Associate Professor Frank Seebacher and PhD student Elsa Glanville from the School of Biological Sciences and first author of the study, shared, “Our research using a mammal model shows a sedentary lifestyle is doubly bad and may lead to weight gain because energy is not used up by muscular activity and metabolic signalling is disrupted, which reduces the body’s ability to burn energy.”

Experiments on wild native Australian bush rats called as Rattus fuscipes were conducted by the researchers. The tests revealed that cold conditions possibly stimulate a rise in metabolism but only in the presence of exercise. Rats exercising for half an hour each day displayed a metabolic response to cold, and burnt more energy. On the other hand, in rats performing no exercise at all metabolism and energy consumption was not stimulated even after decreasing the air temperature to even 12 degrees Celsius.
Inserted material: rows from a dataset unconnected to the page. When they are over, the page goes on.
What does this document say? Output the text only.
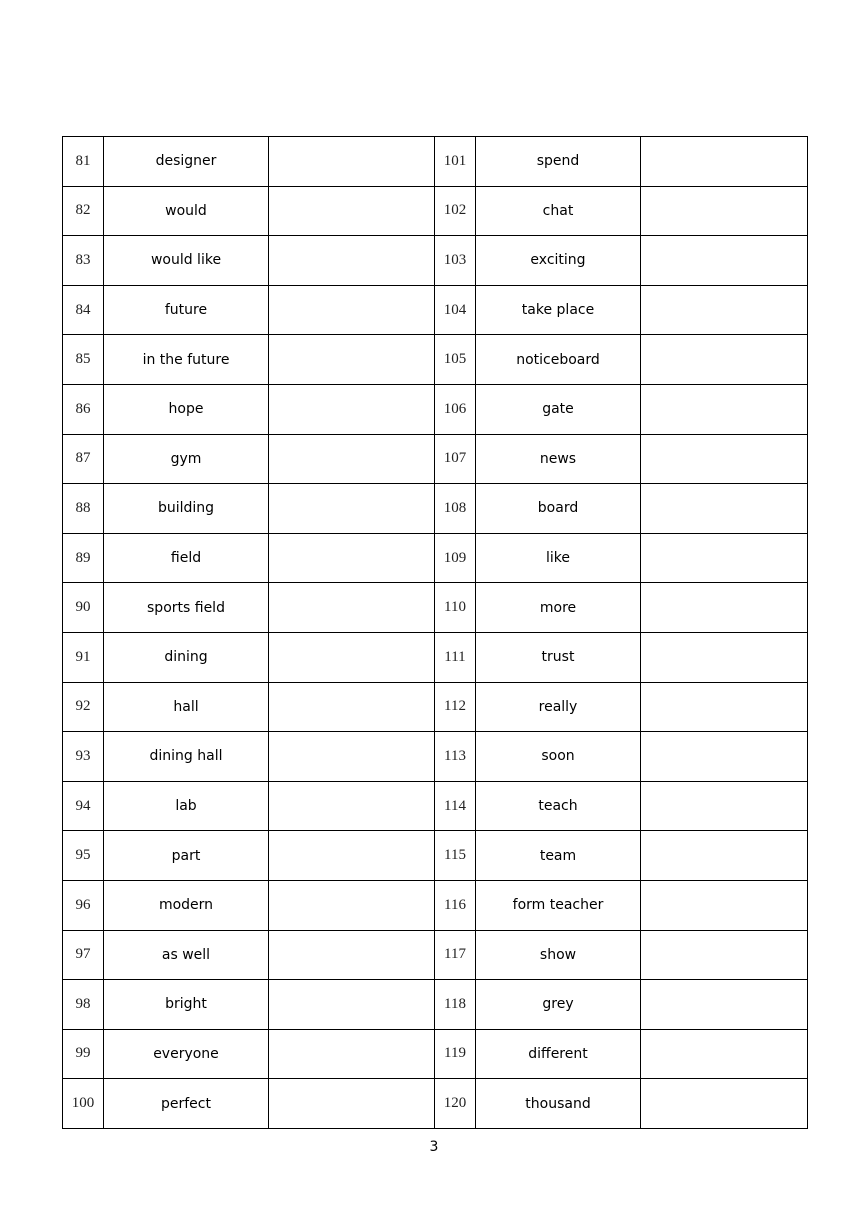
81	designer		101	spend	
82	would		102	chat	
83	would like		103	exciting	
84	future		104	take place	
85	in the future		105	noticeboard	
86	hope		106	gate	
87	gym		107	news	
88	building		108	board	
89	field		109	like	
90	sports field		110	more	
91	dining		111	trust	
92	hall		112	really	
93	dining hall		113	soon	
94	lab		114	teach	
95	part		115	team	
96	modern		116	form teacher	
97	as well		117	show	
98	bright		118	grey	
99	everyone		119	different	
100	perfect		120	thousand	
3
The research highlights a probable interaction between exercise and temperature on cellular metabolism. It was suggested that physical activity has a subtle effect on the body’s energy expenditure by opening up various cryptic genes known for regulating the rate of cellular metabolism. Light exercise every day may result in elevation of metabolism at temperatures below 30 degrees Celsius.

The research is published in the scientific journal PLoS ONE.